Evolution du dossier Icc-Services : La famille de Akplogan déménage pour Kandi

Publié le par L'informateur

Dans notre livraison en date du 11 novembre 2011, nous écrivions que le gouvernement béninois semble avoir changé de stratégie dans la gestion du dossier Icc-Services. Aujourd’hui, les faits nous donnent quelque peu raison : le gouvernement a bien changé de stratégie.

Guy Akplogan, le cerveau pensant  de la nébuleuse Icc-service ne séjourne plus à la maison d’arrêt de Cotonou. Depuis quelques jours, il a été déplacé. Disons qu’il a été transféré vers une autre geôle. Il s’agit de la prison civile de Kandi située à plus de 500km de Cotonou.  Guy Akplogan vient ainsi d’être séparé de l’autre baobab de ce scandale, Emile Tégbénou.

Et comme si  sa famille ne veut pas le laisser seul dans sa mésaventure, elle suit ses pas. A défaut de faire l’expérience de la prison avec Guy Akplogan, ses proches parents ont élu domicile à Kandi dans le département de l’Alibori. L’objectif dit-on est non seulement de lui témoigner toute la sollicitude dont il a besoin en ces moments douloureux, mais également d’être aptes à pouvoir mettre à la disposition du détenu spécial tout ce dont il a besoin, le long de son séjour forcé sur la terre de Kandi, pour une prison on ne peut plus dorée. 

Evidemment, il est difficile de croire, en faisant l’option de disperser les principaux prévenus dans le cadre du dossier Icc-services,  que l’objectif du pouvoir de Boni Yayi est de rendre la vie difficile à ces derniers. Il s’agit beaucoup plus d’une mesure pouvant limiter les tentatives d’obstruction à la manifestation de la vérité.

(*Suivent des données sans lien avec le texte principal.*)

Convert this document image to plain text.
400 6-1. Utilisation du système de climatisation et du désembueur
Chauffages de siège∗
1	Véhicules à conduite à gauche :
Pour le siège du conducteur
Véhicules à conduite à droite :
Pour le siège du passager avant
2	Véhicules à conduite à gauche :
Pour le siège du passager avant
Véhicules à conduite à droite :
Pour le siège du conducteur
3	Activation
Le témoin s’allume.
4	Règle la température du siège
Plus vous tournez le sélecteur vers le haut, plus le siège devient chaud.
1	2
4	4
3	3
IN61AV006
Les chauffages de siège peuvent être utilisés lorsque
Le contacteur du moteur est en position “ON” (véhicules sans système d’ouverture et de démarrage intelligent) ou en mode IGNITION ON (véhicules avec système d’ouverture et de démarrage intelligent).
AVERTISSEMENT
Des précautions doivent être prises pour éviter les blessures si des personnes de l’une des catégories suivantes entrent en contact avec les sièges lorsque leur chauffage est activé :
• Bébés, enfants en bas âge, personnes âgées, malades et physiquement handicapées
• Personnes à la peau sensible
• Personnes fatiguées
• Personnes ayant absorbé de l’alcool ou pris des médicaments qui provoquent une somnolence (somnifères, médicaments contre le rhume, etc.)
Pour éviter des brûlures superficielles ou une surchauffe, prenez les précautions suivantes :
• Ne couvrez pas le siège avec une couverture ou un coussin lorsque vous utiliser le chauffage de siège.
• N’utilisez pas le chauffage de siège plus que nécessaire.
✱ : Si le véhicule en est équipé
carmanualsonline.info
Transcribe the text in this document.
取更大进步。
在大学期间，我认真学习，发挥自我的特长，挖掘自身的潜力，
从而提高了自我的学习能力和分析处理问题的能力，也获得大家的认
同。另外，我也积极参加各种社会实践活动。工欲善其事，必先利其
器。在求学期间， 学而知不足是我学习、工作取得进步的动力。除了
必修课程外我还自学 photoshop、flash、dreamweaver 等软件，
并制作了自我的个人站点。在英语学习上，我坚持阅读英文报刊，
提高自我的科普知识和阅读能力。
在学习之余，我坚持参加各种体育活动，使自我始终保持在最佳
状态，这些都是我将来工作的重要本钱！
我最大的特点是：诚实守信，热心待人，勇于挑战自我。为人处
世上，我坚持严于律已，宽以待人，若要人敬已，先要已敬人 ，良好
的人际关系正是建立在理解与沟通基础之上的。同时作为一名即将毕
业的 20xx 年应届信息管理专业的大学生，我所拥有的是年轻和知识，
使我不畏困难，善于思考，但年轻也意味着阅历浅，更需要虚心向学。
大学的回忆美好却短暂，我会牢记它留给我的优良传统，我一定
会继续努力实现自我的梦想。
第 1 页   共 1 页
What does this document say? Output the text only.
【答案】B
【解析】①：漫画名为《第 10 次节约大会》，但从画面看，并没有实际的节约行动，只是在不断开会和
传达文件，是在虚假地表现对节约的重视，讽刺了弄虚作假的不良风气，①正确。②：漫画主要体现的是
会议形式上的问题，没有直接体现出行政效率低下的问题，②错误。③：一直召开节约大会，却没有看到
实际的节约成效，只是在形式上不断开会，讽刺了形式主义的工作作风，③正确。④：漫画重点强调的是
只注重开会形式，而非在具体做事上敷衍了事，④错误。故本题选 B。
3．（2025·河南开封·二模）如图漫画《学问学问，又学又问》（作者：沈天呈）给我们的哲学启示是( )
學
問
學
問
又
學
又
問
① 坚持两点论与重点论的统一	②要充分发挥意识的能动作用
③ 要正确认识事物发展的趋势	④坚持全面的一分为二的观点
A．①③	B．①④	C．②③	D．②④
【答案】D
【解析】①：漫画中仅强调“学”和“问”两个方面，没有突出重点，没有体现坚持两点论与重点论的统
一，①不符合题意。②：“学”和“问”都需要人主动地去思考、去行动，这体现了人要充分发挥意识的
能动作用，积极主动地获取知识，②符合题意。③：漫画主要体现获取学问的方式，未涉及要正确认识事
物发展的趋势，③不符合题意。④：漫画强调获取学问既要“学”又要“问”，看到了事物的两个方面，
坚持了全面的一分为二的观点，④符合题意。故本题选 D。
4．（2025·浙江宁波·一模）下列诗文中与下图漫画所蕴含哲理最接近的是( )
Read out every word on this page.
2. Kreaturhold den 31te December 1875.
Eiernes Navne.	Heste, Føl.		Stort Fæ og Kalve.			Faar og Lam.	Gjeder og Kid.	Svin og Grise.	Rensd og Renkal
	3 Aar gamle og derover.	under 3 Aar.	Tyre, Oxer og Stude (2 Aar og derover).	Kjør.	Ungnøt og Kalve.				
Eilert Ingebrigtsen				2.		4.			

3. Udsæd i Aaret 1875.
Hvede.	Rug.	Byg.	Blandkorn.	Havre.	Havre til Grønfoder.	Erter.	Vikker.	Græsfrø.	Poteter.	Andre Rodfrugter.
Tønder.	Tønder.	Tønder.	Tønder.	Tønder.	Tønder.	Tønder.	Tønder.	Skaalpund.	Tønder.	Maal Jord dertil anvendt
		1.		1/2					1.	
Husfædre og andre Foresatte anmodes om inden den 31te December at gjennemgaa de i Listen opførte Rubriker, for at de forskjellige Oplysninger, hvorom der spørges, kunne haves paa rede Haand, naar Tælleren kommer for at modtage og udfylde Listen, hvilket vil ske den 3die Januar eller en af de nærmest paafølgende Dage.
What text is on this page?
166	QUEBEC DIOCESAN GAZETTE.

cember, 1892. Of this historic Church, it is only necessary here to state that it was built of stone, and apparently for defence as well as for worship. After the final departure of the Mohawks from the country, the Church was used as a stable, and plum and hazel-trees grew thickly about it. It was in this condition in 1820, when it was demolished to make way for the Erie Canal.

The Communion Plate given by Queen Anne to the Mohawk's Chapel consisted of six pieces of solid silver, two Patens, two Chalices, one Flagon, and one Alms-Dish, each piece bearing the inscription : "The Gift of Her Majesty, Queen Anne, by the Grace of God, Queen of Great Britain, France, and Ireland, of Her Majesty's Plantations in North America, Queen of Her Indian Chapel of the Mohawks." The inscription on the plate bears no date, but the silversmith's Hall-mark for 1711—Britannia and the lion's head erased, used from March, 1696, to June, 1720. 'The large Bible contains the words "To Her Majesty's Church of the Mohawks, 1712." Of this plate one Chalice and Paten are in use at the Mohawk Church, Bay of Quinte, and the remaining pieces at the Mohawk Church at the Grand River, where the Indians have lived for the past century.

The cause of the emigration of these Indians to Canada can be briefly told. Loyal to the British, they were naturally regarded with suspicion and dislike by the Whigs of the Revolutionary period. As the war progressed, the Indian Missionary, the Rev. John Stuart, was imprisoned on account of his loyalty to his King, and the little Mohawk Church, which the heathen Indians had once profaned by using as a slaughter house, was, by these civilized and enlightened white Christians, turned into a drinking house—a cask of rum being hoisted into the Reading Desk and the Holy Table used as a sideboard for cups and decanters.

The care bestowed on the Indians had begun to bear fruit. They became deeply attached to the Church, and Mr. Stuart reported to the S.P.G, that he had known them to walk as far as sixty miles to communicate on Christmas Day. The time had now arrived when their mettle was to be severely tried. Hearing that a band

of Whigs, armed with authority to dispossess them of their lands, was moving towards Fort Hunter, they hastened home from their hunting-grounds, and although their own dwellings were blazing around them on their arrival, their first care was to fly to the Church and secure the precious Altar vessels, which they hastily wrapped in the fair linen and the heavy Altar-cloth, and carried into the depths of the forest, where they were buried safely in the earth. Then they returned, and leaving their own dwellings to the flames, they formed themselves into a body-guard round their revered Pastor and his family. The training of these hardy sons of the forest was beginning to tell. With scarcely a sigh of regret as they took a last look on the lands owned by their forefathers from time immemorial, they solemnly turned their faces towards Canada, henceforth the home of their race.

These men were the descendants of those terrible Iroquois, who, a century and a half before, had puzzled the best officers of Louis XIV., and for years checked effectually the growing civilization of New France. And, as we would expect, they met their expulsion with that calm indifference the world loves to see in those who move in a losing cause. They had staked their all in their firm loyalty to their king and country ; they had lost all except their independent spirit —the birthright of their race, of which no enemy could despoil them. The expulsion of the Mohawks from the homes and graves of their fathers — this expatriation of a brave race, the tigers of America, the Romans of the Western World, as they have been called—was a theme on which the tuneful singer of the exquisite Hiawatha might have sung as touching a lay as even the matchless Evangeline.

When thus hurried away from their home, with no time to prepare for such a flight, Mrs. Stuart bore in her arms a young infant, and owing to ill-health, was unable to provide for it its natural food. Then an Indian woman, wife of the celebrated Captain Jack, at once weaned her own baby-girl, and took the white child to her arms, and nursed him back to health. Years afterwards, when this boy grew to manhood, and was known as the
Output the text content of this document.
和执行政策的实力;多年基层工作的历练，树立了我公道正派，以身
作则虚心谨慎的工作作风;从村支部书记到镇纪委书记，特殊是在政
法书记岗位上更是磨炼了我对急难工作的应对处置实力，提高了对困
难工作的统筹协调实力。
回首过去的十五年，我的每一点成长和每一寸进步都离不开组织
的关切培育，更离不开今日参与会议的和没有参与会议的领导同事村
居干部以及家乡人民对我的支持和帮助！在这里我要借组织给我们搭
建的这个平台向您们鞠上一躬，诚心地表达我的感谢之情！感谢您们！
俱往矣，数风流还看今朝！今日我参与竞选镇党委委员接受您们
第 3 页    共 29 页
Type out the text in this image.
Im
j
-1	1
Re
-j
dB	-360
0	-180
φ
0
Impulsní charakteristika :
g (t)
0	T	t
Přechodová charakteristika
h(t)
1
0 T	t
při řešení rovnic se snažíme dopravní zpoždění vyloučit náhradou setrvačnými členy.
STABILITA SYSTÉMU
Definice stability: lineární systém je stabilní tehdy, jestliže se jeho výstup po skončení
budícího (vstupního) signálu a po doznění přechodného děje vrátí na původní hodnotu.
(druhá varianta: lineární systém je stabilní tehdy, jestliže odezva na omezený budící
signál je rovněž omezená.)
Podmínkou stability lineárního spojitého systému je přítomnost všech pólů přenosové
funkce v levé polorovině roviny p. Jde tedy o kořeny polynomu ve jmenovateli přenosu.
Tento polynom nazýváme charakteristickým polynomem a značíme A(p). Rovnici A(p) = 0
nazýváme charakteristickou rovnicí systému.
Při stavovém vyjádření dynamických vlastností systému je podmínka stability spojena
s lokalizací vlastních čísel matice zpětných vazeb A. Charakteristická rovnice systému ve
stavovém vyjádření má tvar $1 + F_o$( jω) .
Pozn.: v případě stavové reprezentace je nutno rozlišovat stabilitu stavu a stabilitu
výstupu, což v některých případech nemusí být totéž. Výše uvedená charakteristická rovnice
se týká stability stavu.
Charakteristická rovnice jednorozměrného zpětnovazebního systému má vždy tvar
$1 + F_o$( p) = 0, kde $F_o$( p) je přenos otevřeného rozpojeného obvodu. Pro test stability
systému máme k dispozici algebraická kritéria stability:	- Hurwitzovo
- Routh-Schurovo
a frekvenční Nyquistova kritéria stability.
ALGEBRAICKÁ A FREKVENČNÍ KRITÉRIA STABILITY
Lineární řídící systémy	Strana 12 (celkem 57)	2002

On se rappelle que le 10 novembre 2011, Etienne Tiando, précédemment responsable financier de Icc-services, Jean Marc Akplogan également de Icc-services sans oublier François Francisco de l’autre structure de placement de fonds illégaux de fonds, ont été déplacés de Cotonou. Ainsi, depuis environ un an maintenant, Jean Marc Akplogan est gardé à la prison civile de Ouidah. Son autre pair de Icc-services dans le même prolongement, soit à Lokossa et M. Francisco à la maison d’arrêt de Missrété.